Рассветник проснулся первым. Кажется, еще не раскрыв глаза, он вскочил как чумной. Он спрыгнул с лавки, бросился к окошку, и распахнул его, дернув так, что чуть не выломал петли. За окном был спящий княжеский двор…
-   Ты что! – подскочил Коршун, разбуженный резким шумом. Все подняли головы. Клинок вынул из-под лавки меч в ножнах.
-   Беда, братья!… - сказал Рассветник.
-   Ыкуны? – спросил Коршун
Рассветник не ответил. В одних подштанниках он выбежал вон из комнаты. Следом, в чем были, вылетели Клинок и Коршун, успевший на бегу подхватить своего «воронка» Пила тоже решил не отставать, и направился вслед за спутниками. Рубаху, однако же, натянул.
Рассветник вихрем взлетел по лестнице на второй ярус, и побежал через людские, мимо сонных служанок, копошившихся по ранним делам. Те от испуга подскакивали и визжали как резаные. Натолкнувшись на одну, богатырь схватил ее за плечи, тряхнул что есть силы, и закричал:
-   Как на крышу залезть?
-   Туда…- показала рукой чуть живая женщина – Там лестница на чердак, оттуда… - но уже только спина Рассветника мелькала перед ней, удаляясь в полумрак людских.
-   Бешенный… - выдохнула баба. Следом за Рассветником мимо нее такими же очумелыми пронеслись Клинок, Коршун, и – в добавок - Пила.
Забравшись на чердак, Рассветник устроил переполох в голубятне, и выбрался, наконец, через слуховое окошко на скат крыши. Здесь он вскарабкался на самый конек, встал на нем во весь рост, и замер, обернувшись на восходную сторону. Клинок поднялся к нему на крышу, Коршун с Пилой остались у окна.
-   Что он? – тихо спросил Пила.
-   Никак с Молнием что-то… - несмело сказал Коршун в ответ.
Рассветник молчал и не шевелился, уставив взгляд на чистое небо, освещенное утренней зарей. Солнце поднималось из-за окоема.
-   Что он у вас, кукарекает по утрам? – спросила, выглянув на крышу, растрепанная баба – Что всполошились?
-   Молчи, дура! – рявкнул на нее Пила. Женщина, испуганно глянув на него, буркнула что-то себе под нос, и скрылась.
Наконец, Рассветник отмер и спустился с конька.
-   Ну что? – спросил Коршун
-   Беда, братья. – пробормотал Рассветник - Беда.

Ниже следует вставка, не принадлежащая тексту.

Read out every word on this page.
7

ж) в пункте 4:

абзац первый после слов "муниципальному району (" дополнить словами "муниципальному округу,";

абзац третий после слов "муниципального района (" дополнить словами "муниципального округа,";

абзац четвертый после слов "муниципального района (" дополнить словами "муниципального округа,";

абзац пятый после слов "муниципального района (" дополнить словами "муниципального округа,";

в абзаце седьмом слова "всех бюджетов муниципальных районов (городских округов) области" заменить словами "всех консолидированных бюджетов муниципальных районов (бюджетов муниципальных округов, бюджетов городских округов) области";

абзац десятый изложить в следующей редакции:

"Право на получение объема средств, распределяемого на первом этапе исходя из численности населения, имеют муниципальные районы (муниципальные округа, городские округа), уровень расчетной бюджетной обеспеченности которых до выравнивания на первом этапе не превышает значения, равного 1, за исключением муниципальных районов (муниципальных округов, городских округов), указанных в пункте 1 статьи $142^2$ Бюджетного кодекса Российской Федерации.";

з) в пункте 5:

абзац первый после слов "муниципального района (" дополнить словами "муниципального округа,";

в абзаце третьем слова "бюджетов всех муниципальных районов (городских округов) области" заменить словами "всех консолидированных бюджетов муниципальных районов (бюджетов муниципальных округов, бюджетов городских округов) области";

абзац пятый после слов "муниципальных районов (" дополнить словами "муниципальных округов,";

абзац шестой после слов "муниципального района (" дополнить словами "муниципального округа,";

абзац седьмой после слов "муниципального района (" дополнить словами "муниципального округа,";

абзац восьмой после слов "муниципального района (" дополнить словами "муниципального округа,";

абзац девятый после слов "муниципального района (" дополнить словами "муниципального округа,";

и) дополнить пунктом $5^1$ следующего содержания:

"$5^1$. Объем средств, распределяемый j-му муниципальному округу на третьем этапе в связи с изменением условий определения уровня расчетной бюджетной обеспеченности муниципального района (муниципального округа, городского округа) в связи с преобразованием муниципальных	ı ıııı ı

Над каильской стороной вижу, висит черное марево, как туча. Там этим утром пролилось страшно много крови… И Молний…
-   Что?! – вскричал Коршун.
-   Молний сегодня на рассвете погиб…

А в этот же день, еще солнце не вошло в зенит, на закатной стороне зазвучал и пронесся по городу трубный звук. Пришли храбровцы.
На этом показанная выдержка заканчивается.